Research Projects

Projects are posted below; new projects will continue to be posted through February. To learn more about the type of research conducted by undergraduates, view the 2018 Research Symposium Abstracts.

2019 projects will continue to be posted through January!

This is a list of research projects that may have opportunities for undergraduate students. Please note that it is not a complete list of every SURF project. Undergraduates will discover other projects when talking directly to Purdue faculty.

You can browse all the projects on the list or view only projects in the following categories:

Industrial Engineering


Human Factors Considerations: Older Adults and Autonomous Vehicle Systems

Research categories:  Computer Engineering and Computer Science, Industrial Engineering, Innovative Technology/Design
School/Dept.: Industrial Engineering
Professor: Brandon Pitts
Preferred major(s): Industrial Engineering
Desired experience:   Human Factors, Matlab, Transportation, some experience in statistics, some computer programming experience (in any language)

Automobiles are becoming increasingly autonomous. At the same time, the demographics of drivers using these advanced vehicles is changing. In particular, adults aged 65 years and older are the fastest growing age group worldwide and are expected to benefit from vehicle automation. However, age-related perceptual and cognitive difficulties may limit the extent to which these systems are useful for individuals in this age category. The goal of this project is, therefore, to quantify interactions between (older adult) drivers and autonomous driving systems in order to develop approaches that enhance roadway safety for various aging populations.

The SURF student will assist with collecting and analyzing data from human-subject experiments (using a laboratory driving simulator) and with writing any project publication. In addition, the student will meet regularly with faculty and graduate mentors to communicate his/her progress.
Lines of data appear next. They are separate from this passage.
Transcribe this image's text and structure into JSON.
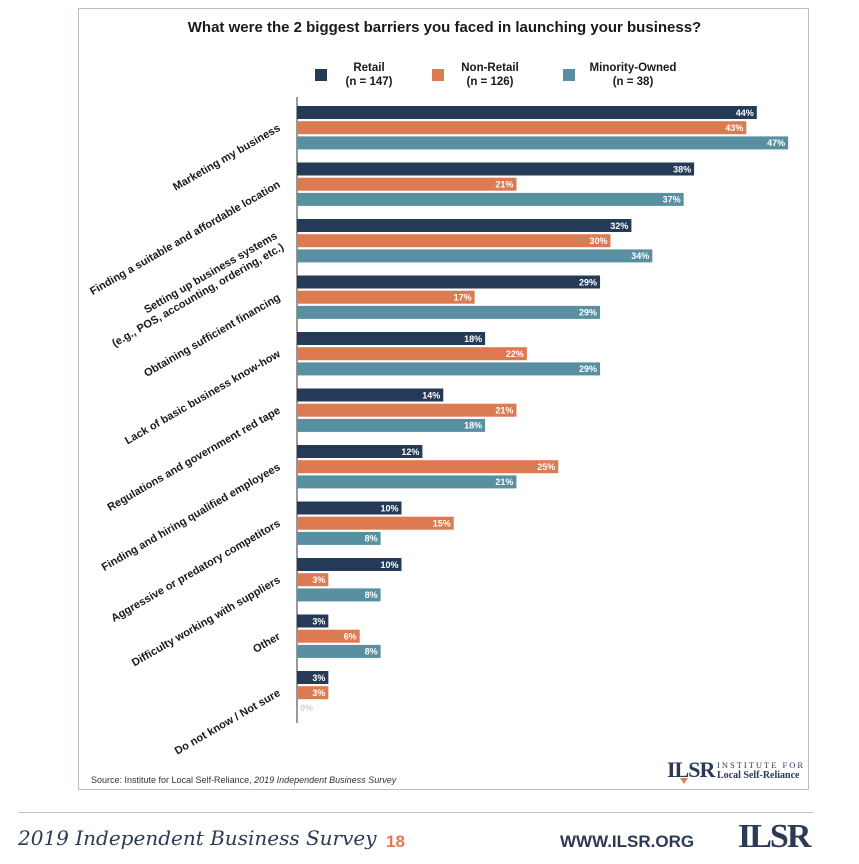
{
  "chart_data": {
    "type": "bar",
    "orientation": "horizontal",
    "title": "What were the 2 biggest barriers you faced in launching your business?",
    "categories": [
      "Marketing my business",
      "Finding a suitable and affordable location",
      "Setting up business systems\n(e.g., POS, accounting, ordering, etc.)",
      "Obtaining sufficient financing",
      "Lack of basic business know-how",
      "Regulations and government red tape",
      "Finding and hiring qualified employees",
      "Aggressive or predatory competitors",
      "Difficulty working with suppliers",
      "Other",
      "Do not know / Not sure"
    ],
    "series": [
      {
        "name": "Retail",
        "sample": "(n = 147)",
        "color": "#243a56",
        "values": [
          44,
          38,
          32,
          29,
          18,
          14,
          12,
          10,
          10,
          3,
          3
        ]
      },
      {
        "name": "Non-Retail",
        "sample": "(n = 126)",
        "color": "#dc7b52",
        "values": [
          43,
          21,
          30,
          17,
          22,
          21,
          25,
          15,
          3,
          6,
          3
        ]
      },
      {
        "name": "Minority-Owned",
        "sample": "(n = 38)",
        "color": "#5890a2",
        "values": [
          47,
          37,
          34,
          29,
          29,
          18,
          21,
          8,
          8,
          8,
          0
        ]
      }
    ],
    "value_suffix": "%",
    "legend_position": "top",
    "grid": false
  },
  "source": {
    "prefix": "Source: Institute for Local Self-Reliance, ",
    "italic": "2019 Independent Business Survey"
  },
  "inner_logo": {
    "mark": "ILSR",
    "line1": "INSTITUTE FOR",
    "line2": "Local Self-Reliance"
  },
  "footer": {
    "survey": "2019 Independent Business Survey",
    "page": "18",
    "url": "WWW.ILSR.ORG",
    "logo": "ILSR"
  }
}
Illumination of Damage through Microtomography

Research categories:  Aerospace Engineering, Computer Engineering and Computer Science, Industrial Engineering, Material Science and Engineering, Mechanical Engineering
School/Dept.: Aeronautics and Astronautics
Professor: Michael Sangid
Preferred major(s): AAE, ME, MSE, EE, CSE, or IE
Desired experience:   Students are expected to work with Image Processing and Visualization tools, as well as Matlab.

Damage in structural materials is often difficult to quantify, instead we rely on large scale component level testing and curve fitting. With the advent of advanced microtomography, we have the ability to identify damage inside the bulk of the material, in which the samples are subjected to mechanical loading. Thus, in this project, microtomography scans will be reconstructed and the damage in the form of voids or cracks will be characterized and quantified in several material systems (including carbon fiber reinforced composites and Ti-6Al-4V produced via additive manufacturing). The interaction of damage with microstructural features will be assessed, in order to achieve a physics-based understanding of material failure.


Sensing the Human Factors in Laparoscopic and Robotic Surgery

Research categories:  Bioscience/Biomedical, Computer Engineering and Computer Science, Industrial Engineering, Mechanical Systems
School/Dept.: Industrial Engineering
Professor: Denny Yu
Preferred major(s): Industrial Engineering, other
Desired experience:   Human Factors, Matlab, Machine Learning, Healthcare, Medical Device Design

Work-related musculoskeletal disorders (MSDs) among surgeons are becoming more common. The purpose of this project is to use sensors to measure ergonomic risks and assess interventions to surgeons during laparoscopic and robotic surgery. This work will leverage sensing technology (e.g., motion tracking, pressure map, electromyography) to monitor surgeons’ ergonomics to ultimately develop recommendations on minimizing MSDs and how to better design an operating room.

The SURF student will participate in data collection in the operating room at Indiana University School of Medicine, data analysis and interpretation, and write his/her results for a journal publication. The student will regularly communicate his/her progress and results with faculty, graduate mentors, and surgeon collaborators.